As the summer months approach, Occupy Wall Street is reemerging from its winter hibernation. But we shouldn’t expect the same beast. Tired of chaos, activists in Bremerton are re-organizing the movement to appear as tamer, wiser and more localized.
BREMERTON, Wash. — “We’re going to figure out what to do instead of sit here with our feelings,” Jo Walter announced to the 20 or so people gathered inside Kitsap Unitarian Church on April 14. The group had sacrificed a sunny Saturday morning in favor of attending “The 99% Spring” non-violent action training and Walter, an Occupy Bremerton member, was facilitating the assembly.
Instead, the church classroom was filled with older folks, most of them long-established active members of the peninsula community. No inflammatory signs or V for Vendetta masks, just people saddened by the country’s income inequality and sick of feeling powerless about it.
Ray Garrido hails from Olalla, where his wife, Charlotte, is re-running for South Kitsap County Commissioner and, according to him, 45% of the houses are foreclosed.
“It’s not right that I can do as well as I’m doing and people two doors down from me are losing their homes,” Garrido said.
Tom Fairchild is the Chairman of the Kitsap County Human Rights Council and Vice President of the Peninsula Community Health Services.

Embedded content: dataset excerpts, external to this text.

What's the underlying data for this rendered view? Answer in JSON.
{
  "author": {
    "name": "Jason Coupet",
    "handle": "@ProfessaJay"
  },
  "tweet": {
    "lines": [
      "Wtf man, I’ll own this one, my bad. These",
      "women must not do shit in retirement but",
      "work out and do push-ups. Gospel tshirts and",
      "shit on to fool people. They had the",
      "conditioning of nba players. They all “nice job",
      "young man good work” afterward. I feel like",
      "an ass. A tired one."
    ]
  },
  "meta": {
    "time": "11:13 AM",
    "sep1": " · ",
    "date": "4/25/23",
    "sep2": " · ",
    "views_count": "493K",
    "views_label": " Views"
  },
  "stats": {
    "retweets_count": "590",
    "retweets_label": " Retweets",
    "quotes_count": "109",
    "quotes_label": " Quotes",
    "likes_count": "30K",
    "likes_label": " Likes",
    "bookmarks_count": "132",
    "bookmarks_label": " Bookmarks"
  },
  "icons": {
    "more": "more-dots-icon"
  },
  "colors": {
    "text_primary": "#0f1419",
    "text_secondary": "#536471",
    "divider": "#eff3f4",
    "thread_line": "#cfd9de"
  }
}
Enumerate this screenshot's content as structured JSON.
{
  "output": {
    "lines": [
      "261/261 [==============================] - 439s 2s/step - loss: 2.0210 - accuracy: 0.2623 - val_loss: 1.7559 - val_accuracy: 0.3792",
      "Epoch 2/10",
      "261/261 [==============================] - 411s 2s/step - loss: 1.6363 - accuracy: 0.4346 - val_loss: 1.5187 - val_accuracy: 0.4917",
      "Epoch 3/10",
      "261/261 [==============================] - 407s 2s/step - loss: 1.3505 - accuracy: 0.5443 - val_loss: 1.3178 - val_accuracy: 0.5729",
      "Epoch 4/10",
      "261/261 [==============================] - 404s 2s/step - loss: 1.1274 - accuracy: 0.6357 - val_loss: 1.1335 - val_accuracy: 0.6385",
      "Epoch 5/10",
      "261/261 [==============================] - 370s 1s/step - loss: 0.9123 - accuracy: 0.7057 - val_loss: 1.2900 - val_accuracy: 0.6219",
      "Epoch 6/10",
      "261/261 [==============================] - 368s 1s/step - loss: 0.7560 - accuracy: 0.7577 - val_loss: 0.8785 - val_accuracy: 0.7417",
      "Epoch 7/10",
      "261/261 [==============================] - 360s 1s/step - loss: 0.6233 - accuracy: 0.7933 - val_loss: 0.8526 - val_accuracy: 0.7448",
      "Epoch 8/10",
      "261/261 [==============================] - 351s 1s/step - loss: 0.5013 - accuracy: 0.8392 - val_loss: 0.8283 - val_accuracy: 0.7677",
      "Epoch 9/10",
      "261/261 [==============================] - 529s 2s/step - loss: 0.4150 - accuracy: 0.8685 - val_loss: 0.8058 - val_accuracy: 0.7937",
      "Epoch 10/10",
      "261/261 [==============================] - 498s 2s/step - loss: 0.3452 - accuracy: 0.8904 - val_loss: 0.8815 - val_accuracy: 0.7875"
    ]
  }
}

He’s been bouncing around different denominations for years, trying to find a church that’s truly inclusive.
“We’re social justice folk,” he lamented, “why can’t we just unite together?”
While many in the room had long histories in activism, it was Kathleen Kish’s first time at an event like this. The Bremerton nurse had lost her best friend to illness last June. She died without health insurance after months of unemployment, a “victim of the economy.” Kish’s voice strained when she shared her story, her guilt for not spotting the sickness sooner.
“A lot of people don’t realize that it could happen to them,” she said. “Maybe she was put here to move me to make change.”
The 99% Spring workshops were sponsored by MoveOn.org and invited any interested person to participate. Just a click of the mouse would provide volunteer facilitators with the necessary materials — pamphlets, workbooks and an instructional video.
“Any kind of collaboration is good,” she explained. “We need to move this forward.”
The attendees were eager to do just that. While the instructional video lectured on the origins of the Civil Rights Movement and called for ample self-reflection and role-play, the group clamored for the “meat and potatoes” of the meeting — the solution to this whole economic mess.
It was immediately clear that protests and tents were not the answer here. Even Sonny Kalabom, the only self-proclaimed hippie in the room, agreed it was time to calm down and try a different approach.
“I’ve been through all the fights and the battles,” Kalabom recalled of her WTO riot days. “I even got maced and everything.”
Now, she planned on working from the background and making her preferences clear as a consumer.
“As a citizen, we only have one vote, but we have a whole bunch of them in our wallet. Start voting with your money,” she instructed. “Go to Mom & Pop stores instead of the big chains.”
“If we’re going to change the world, maybe we should change the neighborhood first,” Garrido said to approving nods. Walter grabbed a marker and began penning suggestions on a huge sheet of green paper. While tackling the national economic divide seemed impossible, the room had no shortage of ideas for local fixes. They included providing information resources to homeowners in danger of foreclosure, moving the county’s financial holdings to a local credit union and counteracting home-shattering deportations for frivolous traffic violations with Bremerton’s Immigrant Assistance Center.
Kyli Rhoads, the youngest member of the training at 27, was the first to mention the May Day General Strike, Occupy’s biggest upcoming event this year. The movement asks all its members, here and internationally, to take a stand by walking out of work and school on May 1. The Seattle branch of the event hopes to dramatically “shut down the city” and asks it participants to generate a rebellious game plan.
Rhoads was having none of it.
“Chaos doesn’t really accomplish much,” she said. Instead, she believed that day should be devoted to visibly aiding the community with neighborhood clean ups and etc., and associating normal people’s faces with OWS in the process.
“We’re not rabble-rousers,” she concluded. It’s just “getting the media there to see it.”
So starts the humble re-branding of Occupy. With UW Election Eye as its witness.